No matter what this person is up to, they are doing it better than you and making it look effortless. And you hate this person for it. Endless glamorous selfies with captions like “I look like crap today,” “No makeup” or “No filter” really need to be put to rest. Everyone knows this user secretly took twenty pictures before getting one that looked perfect.

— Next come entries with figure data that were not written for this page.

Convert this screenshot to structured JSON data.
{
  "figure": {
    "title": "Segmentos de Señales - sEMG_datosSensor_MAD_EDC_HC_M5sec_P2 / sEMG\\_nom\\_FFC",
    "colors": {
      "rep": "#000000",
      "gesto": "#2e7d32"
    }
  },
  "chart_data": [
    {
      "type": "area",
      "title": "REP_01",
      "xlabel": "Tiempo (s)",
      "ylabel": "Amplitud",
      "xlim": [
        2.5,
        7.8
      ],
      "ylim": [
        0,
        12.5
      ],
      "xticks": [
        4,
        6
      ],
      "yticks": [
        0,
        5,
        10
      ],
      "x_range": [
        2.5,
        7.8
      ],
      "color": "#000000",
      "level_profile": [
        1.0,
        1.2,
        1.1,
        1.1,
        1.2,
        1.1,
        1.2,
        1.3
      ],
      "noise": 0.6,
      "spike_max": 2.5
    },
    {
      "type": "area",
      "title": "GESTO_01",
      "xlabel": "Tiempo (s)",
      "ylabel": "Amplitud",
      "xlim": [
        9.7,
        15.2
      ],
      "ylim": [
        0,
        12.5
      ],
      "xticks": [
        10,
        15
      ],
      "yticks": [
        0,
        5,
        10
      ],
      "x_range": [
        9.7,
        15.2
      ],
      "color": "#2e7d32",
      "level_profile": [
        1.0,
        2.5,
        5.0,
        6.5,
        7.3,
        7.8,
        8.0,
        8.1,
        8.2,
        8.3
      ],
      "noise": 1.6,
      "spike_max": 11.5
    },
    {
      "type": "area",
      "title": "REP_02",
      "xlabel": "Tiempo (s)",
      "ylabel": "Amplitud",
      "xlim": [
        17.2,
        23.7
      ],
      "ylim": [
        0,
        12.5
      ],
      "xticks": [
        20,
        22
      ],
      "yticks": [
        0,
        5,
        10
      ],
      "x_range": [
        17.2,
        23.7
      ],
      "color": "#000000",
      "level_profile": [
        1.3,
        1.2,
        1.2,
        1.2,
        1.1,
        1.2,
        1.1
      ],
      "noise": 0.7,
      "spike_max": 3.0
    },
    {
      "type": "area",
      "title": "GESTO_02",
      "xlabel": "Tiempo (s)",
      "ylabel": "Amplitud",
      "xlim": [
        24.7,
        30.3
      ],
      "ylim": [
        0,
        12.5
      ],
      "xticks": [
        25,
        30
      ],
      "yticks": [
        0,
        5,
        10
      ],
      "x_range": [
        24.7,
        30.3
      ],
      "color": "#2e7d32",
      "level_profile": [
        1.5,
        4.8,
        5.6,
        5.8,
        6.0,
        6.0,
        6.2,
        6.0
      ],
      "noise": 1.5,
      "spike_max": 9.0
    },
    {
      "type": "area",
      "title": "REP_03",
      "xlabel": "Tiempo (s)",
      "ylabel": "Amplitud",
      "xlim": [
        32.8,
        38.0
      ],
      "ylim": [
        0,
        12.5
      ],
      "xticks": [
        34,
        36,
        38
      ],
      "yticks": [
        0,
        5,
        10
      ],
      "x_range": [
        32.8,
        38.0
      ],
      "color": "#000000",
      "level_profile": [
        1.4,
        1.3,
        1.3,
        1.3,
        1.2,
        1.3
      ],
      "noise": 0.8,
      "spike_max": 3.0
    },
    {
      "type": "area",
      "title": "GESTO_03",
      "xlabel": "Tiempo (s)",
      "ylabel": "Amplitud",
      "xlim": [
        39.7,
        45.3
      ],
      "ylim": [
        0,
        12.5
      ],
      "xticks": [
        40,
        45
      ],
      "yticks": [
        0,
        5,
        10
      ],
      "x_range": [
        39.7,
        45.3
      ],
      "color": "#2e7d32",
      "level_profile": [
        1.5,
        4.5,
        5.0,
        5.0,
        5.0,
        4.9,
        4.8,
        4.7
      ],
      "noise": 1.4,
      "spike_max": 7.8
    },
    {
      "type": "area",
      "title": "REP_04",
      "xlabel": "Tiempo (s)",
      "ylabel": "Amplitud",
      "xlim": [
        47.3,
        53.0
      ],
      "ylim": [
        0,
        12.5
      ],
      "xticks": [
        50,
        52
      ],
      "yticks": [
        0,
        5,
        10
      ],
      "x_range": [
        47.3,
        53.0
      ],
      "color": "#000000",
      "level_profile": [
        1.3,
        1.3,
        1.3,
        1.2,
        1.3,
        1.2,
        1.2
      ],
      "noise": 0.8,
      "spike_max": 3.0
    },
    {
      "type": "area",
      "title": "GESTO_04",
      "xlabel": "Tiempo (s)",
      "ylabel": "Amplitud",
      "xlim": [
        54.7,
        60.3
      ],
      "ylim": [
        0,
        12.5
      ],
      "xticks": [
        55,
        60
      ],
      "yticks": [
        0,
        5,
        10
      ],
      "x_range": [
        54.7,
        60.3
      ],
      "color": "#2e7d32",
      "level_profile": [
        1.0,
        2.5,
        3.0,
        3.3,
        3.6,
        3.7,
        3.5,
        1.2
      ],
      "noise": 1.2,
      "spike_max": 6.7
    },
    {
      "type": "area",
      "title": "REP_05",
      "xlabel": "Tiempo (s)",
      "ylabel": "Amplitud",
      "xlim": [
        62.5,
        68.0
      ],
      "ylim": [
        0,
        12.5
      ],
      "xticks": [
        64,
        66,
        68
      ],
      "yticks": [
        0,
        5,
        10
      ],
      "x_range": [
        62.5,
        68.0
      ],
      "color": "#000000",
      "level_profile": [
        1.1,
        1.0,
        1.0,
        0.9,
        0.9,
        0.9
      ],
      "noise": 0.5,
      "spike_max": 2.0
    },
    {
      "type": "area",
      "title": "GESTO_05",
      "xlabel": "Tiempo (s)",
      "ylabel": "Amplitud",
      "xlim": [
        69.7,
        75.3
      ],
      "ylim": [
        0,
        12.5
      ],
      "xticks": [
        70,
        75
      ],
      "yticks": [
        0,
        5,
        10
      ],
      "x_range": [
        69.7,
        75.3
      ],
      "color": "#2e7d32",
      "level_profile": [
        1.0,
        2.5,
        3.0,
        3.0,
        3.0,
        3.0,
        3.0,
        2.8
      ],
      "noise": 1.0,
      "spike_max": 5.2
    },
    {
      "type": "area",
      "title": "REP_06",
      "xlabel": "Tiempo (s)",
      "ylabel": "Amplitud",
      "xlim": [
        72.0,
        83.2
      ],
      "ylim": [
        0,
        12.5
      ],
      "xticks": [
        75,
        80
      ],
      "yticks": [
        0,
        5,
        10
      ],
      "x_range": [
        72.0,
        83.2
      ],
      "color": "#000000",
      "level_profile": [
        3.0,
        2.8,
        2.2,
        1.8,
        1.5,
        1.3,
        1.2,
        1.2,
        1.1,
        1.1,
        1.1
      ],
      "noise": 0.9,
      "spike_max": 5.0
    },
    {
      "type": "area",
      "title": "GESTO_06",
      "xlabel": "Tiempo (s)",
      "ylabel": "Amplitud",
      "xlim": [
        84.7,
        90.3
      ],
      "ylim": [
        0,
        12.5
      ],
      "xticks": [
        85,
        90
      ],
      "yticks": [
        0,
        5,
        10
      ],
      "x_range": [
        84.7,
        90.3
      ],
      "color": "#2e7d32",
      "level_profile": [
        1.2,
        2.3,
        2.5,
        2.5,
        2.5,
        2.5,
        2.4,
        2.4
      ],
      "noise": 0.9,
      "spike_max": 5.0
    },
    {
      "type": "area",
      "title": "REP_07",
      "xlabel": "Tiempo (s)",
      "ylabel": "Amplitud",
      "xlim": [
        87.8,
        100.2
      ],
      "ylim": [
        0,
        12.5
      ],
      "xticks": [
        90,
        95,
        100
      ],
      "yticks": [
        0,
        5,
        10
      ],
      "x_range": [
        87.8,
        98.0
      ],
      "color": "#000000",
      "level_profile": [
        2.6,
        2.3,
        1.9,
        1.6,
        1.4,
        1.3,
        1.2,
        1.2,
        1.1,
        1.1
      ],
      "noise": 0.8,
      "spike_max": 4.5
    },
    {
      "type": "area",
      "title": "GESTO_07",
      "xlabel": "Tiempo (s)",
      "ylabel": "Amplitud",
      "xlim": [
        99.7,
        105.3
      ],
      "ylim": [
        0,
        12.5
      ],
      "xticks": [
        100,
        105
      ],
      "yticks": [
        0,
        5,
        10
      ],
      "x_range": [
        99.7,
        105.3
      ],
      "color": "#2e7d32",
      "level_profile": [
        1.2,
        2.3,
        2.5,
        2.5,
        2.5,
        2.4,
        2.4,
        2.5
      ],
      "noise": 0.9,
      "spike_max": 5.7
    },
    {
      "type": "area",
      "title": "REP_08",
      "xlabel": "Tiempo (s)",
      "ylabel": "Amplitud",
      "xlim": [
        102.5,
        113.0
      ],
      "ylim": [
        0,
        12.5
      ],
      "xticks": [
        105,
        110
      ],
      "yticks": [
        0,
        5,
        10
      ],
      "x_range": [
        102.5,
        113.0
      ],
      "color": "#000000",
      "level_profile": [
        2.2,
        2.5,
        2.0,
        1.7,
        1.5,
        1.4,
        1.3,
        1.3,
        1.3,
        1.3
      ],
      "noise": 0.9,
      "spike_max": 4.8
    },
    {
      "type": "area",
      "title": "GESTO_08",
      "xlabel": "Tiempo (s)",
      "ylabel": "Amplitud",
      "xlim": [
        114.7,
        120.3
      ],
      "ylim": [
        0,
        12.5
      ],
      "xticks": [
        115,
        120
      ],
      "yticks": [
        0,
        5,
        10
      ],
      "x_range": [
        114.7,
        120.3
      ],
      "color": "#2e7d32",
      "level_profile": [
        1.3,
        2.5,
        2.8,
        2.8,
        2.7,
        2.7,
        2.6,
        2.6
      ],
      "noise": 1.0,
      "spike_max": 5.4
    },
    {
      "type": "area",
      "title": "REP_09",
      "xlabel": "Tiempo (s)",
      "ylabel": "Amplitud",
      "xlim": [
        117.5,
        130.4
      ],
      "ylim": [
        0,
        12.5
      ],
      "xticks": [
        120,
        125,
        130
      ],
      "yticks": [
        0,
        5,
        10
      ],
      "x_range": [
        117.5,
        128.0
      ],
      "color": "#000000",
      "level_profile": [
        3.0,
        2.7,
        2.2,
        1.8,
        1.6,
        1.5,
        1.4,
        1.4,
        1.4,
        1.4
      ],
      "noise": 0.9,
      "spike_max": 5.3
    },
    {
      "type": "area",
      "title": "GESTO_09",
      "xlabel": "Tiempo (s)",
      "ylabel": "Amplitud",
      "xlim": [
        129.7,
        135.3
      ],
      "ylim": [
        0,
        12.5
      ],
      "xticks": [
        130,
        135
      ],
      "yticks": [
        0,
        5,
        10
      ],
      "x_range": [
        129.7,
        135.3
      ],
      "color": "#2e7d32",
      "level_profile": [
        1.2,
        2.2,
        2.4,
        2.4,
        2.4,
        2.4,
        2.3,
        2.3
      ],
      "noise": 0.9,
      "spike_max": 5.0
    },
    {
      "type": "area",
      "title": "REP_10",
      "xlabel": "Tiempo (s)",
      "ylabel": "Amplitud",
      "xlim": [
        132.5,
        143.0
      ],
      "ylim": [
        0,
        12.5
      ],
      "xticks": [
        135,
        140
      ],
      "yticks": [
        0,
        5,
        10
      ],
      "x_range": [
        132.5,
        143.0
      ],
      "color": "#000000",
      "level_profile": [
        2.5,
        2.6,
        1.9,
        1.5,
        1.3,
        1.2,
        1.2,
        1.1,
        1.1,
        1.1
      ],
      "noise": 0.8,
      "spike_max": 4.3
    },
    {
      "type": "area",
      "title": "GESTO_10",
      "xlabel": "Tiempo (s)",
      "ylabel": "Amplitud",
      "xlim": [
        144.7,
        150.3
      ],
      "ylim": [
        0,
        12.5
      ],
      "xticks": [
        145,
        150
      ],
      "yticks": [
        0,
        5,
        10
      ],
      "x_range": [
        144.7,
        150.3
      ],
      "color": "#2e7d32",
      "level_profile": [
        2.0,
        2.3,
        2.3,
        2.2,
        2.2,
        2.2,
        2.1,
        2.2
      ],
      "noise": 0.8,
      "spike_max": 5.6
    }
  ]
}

This person can also take on another form: the artistic bragger. They post frequent statuses about their accomplishments, pictures of their original artwork, notes with their original poetry and maybe even videos of them performing and playing music. They’re making all us normal Facebook users look bad.

9. The gamer

It started back in the days of FarmVille, but unfortunately didn’t end there. This person is always playing their accomplishments in Sorority Life or Candy Crush Saga. You log on, see a notification and get excited – only to find out that it’s just an invite from your gamer friend. Let the disappointment ensue. When will they learn that you’re never going to play?

10. The mystery

Every Facebook friend list has at least one person who is a complete mystery – and not because you don’t know who they are. You know exactly who this person is in real life, but sometimes you wonder why they even bother having a Facebook. Their profile picture is a cartoon character and hasn’t changed in five years. When they do post a status, it’s very short and usually vague – “today was okay” or “so bored,” for example. Occasionally someone posts on this person’s wall asking how they’ve been, and they go on to have a brief conversation over the comments thread. But usually, this person goes months without a single interaction, has less than 100 friends and few, if any, photos.